Un recorrido profesional notable
Creció en el departamento de Vienne, donde comenzó a forjar su futuro a los 14 años bajo la tutela de su padre, un zapatero que deseaba que su hijo se convirtiera en un experto en la industria. A pesar de no haber participado en la guerra por motivos médicos, Guy encontró su camino como cartero, recorriendo a vélo los extensos caminos del cantón para entregar correspondencia en cualquier clima.
De la guerra al comercio
Tras finalizar la guerra, Guy se dedicó al comercio. Se casó en 1950 con Paulette, de una familia que también tenía un negocio de comestibles. Juntos trabajaron arduamente en la tienda, que operaba desde las 6:30 hasta las 20:00 horas, sólo descansando una tarde a la semana. Su dedicación hizo de su negocio una pieza fundamental en la comunidad de Châtellerault, especialmente en el barrio de Trois-Pigeons.

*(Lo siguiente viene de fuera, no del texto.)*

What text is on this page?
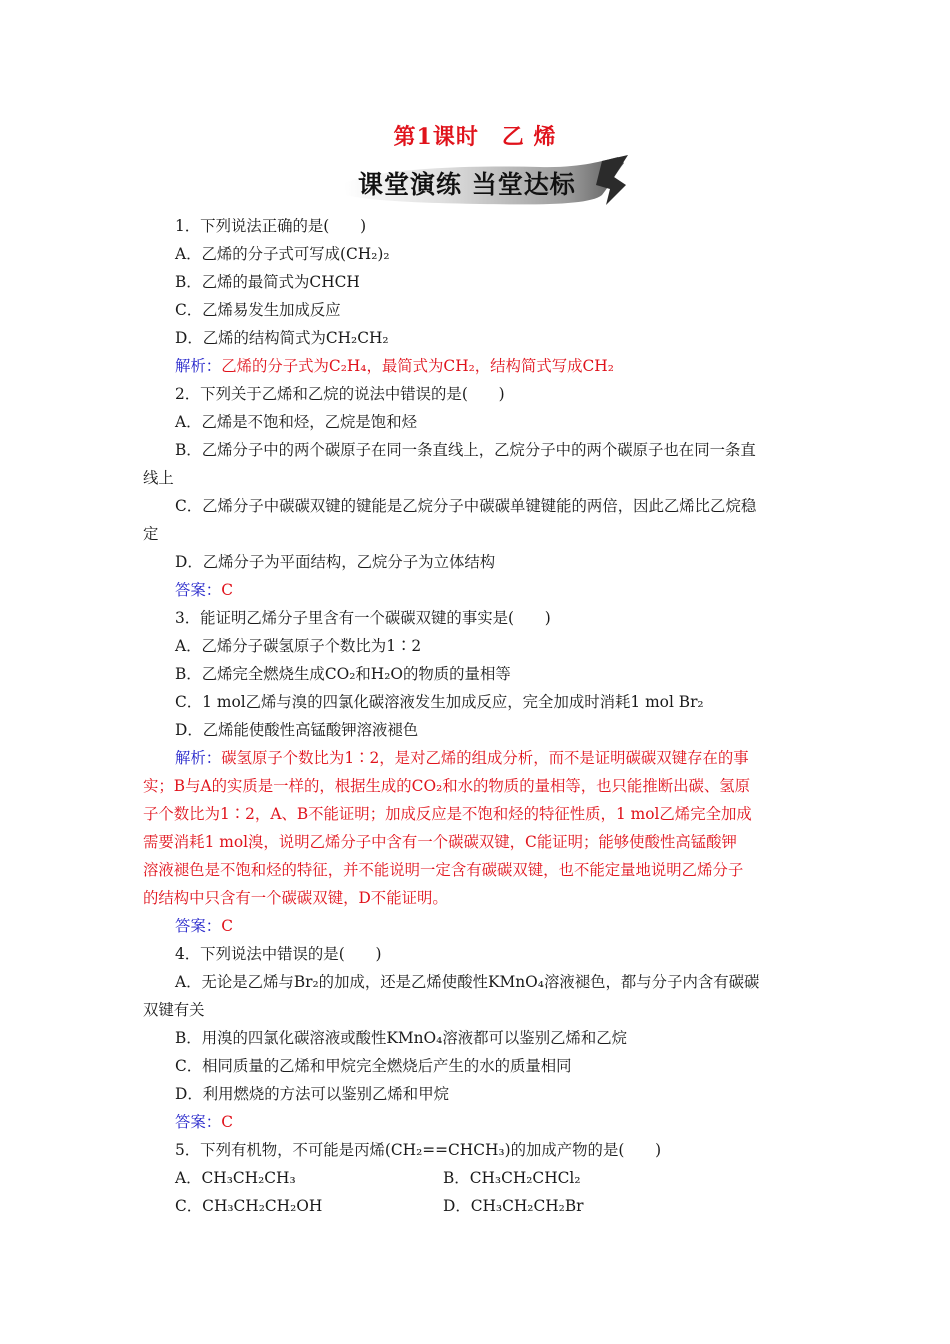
第1课时　乙 烯
课堂演练 当堂达标
1．下列说法正确的是(　　)
A．乙烯的分子式可写成(CH₂)₂
B．乙烯的最简式为CHCH
C．乙烯易发生加成反应
D．乙烯的结构简式为CH₂CH₂
解析：乙烯的分子式为C₂H₄，最简式为CH₂，结构简式写成CH₂
2．下列关于乙烯和乙烷的说法中错误的是(　　)
A．乙烯是不饱和烃，乙烷是饱和烃
B．乙烯分子中的两个碳原子在同一条直线上，乙烷分子中的两个碳原子也在同一条直
线上
C．乙烯分子中碳碳双键的键能是乙烷分子中碳碳单键键能的两倍，因此乙烯比乙烷稳
定
D．乙烯分子为平面结构，乙烷分子为立体结构
答案：C
3．能证明乙烯分子里含有一个碳碳双键的事实是(　　)
A．乙烯分子碳氢原子个数比为1∶2
B．乙烯完全燃烧生成CO₂和H₂O的物质的量相等
C．1 mol乙烯与溴的四氯化碳溶液发生加成反应，完全加成时消耗1 mol Br₂
D．乙烯能使酸性高锰酸钾溶液褪色
解析：碳氢原子个数比为1∶2，是对乙烯的组成分析，而不是证明碳碳双键存在的事
实；B与A的实质是一样的，根据生成的CO₂和水的物质的量相等，也只能推断出碳、氢原
子个数比为1∶2，A、B不能证明；加成反应是不饱和烃的特征性质，1 mol乙烯完全加成
需要消耗1 mol溴，说明乙烯分子中含有一个碳碳双键，C能证明；能够使酸性高锰酸钾
溶液褪色是不饱和烃的特征，并不能说明一定含有碳碳双键，也不能定量地说明乙烯分子
的结构中只含有一个碳碳双键，D不能证明。
答案：C
4．下列说法中错误的是(　　)
A．无论是乙烯与Br₂的加成，还是乙烯使酸性KMnO₄溶液褪色，都与分子内含有碳碳
双键有关
B．用溴的四氯化碳溶液或酸性KMnO₄溶液都可以鉴别乙烯和乙烷
C．相同质量的乙烯和甲烷完全燃烧后产生的水的质量相同
D．利用燃烧的方法可以鉴别乙烯和甲烷
答案：C
5．下列有机物，不可能是丙烯(CH₂==CHCH₃)的加成产物的是(　　)
A．CH₃CH₂CH₃	B．CH₃CH₂CHCl₂
C．CH₃CH₂CH₂OH	D．CH₃CH₂CH₂Br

Un legado de amistad y colaboración
Guy también tuvo el privilegio de trabajar junto a André Jorigné, famoso por fundar los hipermercados Leclerc en Montauban. A pesar de las diferencias en sus trayectorias, su relación fue de apoyo y amistad hasta el final de la vida de Jorigné. Estos lazos continúan siendo un testimonio del impacto que tiene un trabajo conjunto en la comunidad.
Una vida activa después de la jubilación
En 1984, se retiró a la edad de 60 años pero no dejó de ser activo. Se unió a la Asociación de Mayores Rurales, convirtiéndose pronto en su presidente. Organizó numerosos eventos y viajes a lo largo de los años, enriqueciendo la vida de los ancianos de su comunidad.

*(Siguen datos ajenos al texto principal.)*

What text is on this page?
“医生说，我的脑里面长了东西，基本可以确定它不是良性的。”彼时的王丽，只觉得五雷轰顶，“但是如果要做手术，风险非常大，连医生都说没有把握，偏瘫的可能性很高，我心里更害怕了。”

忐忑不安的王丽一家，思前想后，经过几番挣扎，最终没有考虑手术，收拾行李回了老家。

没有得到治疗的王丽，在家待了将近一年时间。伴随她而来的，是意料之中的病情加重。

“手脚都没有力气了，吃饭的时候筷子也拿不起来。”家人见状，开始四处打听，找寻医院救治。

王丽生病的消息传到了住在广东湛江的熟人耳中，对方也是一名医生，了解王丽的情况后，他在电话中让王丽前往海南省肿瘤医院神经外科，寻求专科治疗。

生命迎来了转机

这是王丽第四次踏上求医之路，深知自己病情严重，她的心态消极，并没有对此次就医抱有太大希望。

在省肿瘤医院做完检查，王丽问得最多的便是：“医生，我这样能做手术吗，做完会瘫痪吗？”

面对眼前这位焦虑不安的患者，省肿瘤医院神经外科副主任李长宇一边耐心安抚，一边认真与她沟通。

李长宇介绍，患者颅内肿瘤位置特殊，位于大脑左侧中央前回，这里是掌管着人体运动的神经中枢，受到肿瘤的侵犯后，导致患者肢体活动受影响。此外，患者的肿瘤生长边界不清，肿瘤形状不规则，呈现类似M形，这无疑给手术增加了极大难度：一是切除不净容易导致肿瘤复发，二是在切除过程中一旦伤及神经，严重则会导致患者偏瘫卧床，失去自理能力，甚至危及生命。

Los años de soledad y su nueva vida
Tras la muerte de su esposa, Guy vivió solo hasta los 98 años en un apartamento del centro de la ciudad. Sin embargo, la soledad comenzó a pesarle, por lo que decidió mudarse a una “maisonnée” donde pudo compartir su vida con otros ancianos. Cuando este lugar cerró, Guy se trasladó al Tarn-et-Garonne para estar más cerca de su hijo y sus nietas, encontrando un nuevo hogar en la residencia “Cette Famille”.
Una celebración conmovedora
El 7 de junio de 2026, rodeado de seres queridos, Guy celebró su segundo cumpleaños centenario. Este evento no solo marcó su trayectoria de vida, sino que también fue un recordatorio de la importancia de las conexiones familiares en la vejez. Su experiencia y resiliencia lo han posicionado como un digno contendiente para ser el doyen de los franceses.
En un mundo en constante cambio, la historia de Guy Imbert se levanta como un faro de esperanza y fortaleza. Todos podemos aprender de su dedicación y amor por la vida, un verdadero retrato de cómo vivir plenamente a cualquier edad.